Let’s face it: college graduates don’t walk across a stage, shake the hand of the president of the university, and fall into the arms of a well-paying job. The transition from poor college student to successful young professional isn’t so smooth, but we’ve got some tips that can help get your financial situation on track from day one!
Size Up Your Debts
The first, and possibly hardest part of getting a good financial start to your young professional life is to figure out how much money you owe. What do you owe in student loans? How much credit card debt do you have? What do you owe your parents, your siblings, and your buddies? What’s left on your car payment? Once you’ve got a good idea on where you stand, you can begin paying off those debts as well as figuring out what you’re currently able to afford.
Evaluate Your Expenses
Consider all of the ways in which you spend your money. Literally, all the ways. Phone bills, gas, food, movie tickets, iced coffees, cover charges, car repairs, professional memberships, donations, candy bars, concerts, presents, new clothes, and everything else you can think of. What could you do without? What are you spending too much money on? What do you want that you can’t afford? By choosing one or two things you’re not going to spend money on anymore, not only will you be able to save money for something else, you’re getting your first experience with creating a budget!

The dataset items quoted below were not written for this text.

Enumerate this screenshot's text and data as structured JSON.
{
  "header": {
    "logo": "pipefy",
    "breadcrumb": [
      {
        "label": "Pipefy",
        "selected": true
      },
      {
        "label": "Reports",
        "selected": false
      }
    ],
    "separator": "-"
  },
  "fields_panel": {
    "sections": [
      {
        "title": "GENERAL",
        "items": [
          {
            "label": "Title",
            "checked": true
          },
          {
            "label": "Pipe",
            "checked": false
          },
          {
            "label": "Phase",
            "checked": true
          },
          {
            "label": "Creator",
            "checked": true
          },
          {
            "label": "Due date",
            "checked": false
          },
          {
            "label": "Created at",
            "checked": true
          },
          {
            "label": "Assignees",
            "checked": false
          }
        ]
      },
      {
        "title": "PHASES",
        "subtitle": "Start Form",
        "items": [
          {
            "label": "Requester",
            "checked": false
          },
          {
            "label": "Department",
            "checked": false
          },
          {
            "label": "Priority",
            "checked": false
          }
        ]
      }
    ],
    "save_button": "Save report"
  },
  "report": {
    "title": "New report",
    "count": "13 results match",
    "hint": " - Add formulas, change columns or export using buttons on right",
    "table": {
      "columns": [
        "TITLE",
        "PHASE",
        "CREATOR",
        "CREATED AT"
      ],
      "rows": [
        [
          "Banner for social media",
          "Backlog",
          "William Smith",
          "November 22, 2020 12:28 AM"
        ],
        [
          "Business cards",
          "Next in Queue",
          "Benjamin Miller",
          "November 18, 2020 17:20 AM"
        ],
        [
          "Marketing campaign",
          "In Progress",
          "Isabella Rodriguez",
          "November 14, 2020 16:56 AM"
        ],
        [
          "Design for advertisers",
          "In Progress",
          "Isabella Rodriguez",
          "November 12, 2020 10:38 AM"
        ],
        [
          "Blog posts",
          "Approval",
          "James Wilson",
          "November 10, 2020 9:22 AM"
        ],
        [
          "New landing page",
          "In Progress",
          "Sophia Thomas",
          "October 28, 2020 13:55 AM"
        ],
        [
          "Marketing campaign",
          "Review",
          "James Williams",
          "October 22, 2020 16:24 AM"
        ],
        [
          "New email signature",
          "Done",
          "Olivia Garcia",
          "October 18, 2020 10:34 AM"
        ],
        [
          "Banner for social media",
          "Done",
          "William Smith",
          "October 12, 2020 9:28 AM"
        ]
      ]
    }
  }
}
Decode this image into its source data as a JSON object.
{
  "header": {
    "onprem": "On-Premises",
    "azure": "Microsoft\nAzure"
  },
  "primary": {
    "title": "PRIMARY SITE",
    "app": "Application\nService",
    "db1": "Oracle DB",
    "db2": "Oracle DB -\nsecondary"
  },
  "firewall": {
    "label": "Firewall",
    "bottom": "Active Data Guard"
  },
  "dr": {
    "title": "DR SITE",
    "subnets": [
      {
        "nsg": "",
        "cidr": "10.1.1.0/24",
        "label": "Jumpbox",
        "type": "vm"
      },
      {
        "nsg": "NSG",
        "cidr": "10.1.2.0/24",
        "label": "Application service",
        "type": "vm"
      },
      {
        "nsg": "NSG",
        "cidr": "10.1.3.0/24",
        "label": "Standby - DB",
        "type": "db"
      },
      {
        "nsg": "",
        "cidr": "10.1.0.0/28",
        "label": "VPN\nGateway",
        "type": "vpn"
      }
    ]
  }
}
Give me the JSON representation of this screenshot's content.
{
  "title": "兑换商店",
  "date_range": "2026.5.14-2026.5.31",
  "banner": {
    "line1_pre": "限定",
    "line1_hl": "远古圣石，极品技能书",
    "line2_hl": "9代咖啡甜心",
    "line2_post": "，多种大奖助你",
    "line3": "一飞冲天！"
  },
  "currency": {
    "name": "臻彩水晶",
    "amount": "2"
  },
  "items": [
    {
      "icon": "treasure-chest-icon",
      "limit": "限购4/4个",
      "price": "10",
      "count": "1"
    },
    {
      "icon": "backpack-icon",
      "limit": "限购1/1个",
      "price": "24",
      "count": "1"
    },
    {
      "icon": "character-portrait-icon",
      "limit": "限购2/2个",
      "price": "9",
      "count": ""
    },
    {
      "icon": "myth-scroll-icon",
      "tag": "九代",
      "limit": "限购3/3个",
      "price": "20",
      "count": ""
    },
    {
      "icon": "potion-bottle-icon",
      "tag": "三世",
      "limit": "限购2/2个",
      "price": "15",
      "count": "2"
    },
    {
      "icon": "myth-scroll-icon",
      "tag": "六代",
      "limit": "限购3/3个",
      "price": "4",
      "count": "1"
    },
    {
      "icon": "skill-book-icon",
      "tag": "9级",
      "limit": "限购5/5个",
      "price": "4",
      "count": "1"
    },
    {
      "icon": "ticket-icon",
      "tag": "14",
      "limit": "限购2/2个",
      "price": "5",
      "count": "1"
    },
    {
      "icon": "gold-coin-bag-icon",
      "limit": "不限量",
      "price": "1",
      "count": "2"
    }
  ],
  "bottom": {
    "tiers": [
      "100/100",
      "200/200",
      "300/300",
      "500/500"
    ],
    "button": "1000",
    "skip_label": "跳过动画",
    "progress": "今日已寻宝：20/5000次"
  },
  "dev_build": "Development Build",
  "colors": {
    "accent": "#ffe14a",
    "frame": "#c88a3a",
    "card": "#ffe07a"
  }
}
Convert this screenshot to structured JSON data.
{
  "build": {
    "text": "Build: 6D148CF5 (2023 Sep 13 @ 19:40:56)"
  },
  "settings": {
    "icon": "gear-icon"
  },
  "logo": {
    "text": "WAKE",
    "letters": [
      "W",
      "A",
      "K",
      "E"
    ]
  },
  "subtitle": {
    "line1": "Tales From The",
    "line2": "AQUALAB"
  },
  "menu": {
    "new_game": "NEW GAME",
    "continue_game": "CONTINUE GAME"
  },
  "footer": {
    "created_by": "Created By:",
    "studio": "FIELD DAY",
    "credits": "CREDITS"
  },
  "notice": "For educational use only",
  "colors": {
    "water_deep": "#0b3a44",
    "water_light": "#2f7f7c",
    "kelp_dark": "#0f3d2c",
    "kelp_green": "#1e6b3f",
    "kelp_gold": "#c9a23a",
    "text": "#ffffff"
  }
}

This probably sounds like a joke! How can you save money when you have nothing to save? But even $10 from every paycheck deposited into a savings account will begin to collect interest. While it may not seem like much now, it’s the beginning to something very big. Maybe this is the start to what will eventually be the down payment on your first house. Maybe this will be your retirement fund. This could be your safety net should your car fail you.
Make the Most
Spend a year doing what you can to bring money in. Pick up a few extra shifts, take a second job, or start your own business on the side. By putting a nice dent in your debt, you’re in control, and improving your credit score! While you may not want to spend your weekends at a coffee shop or your nights cashing, it’s better to take control now than be forced to pick up a second job five years from now.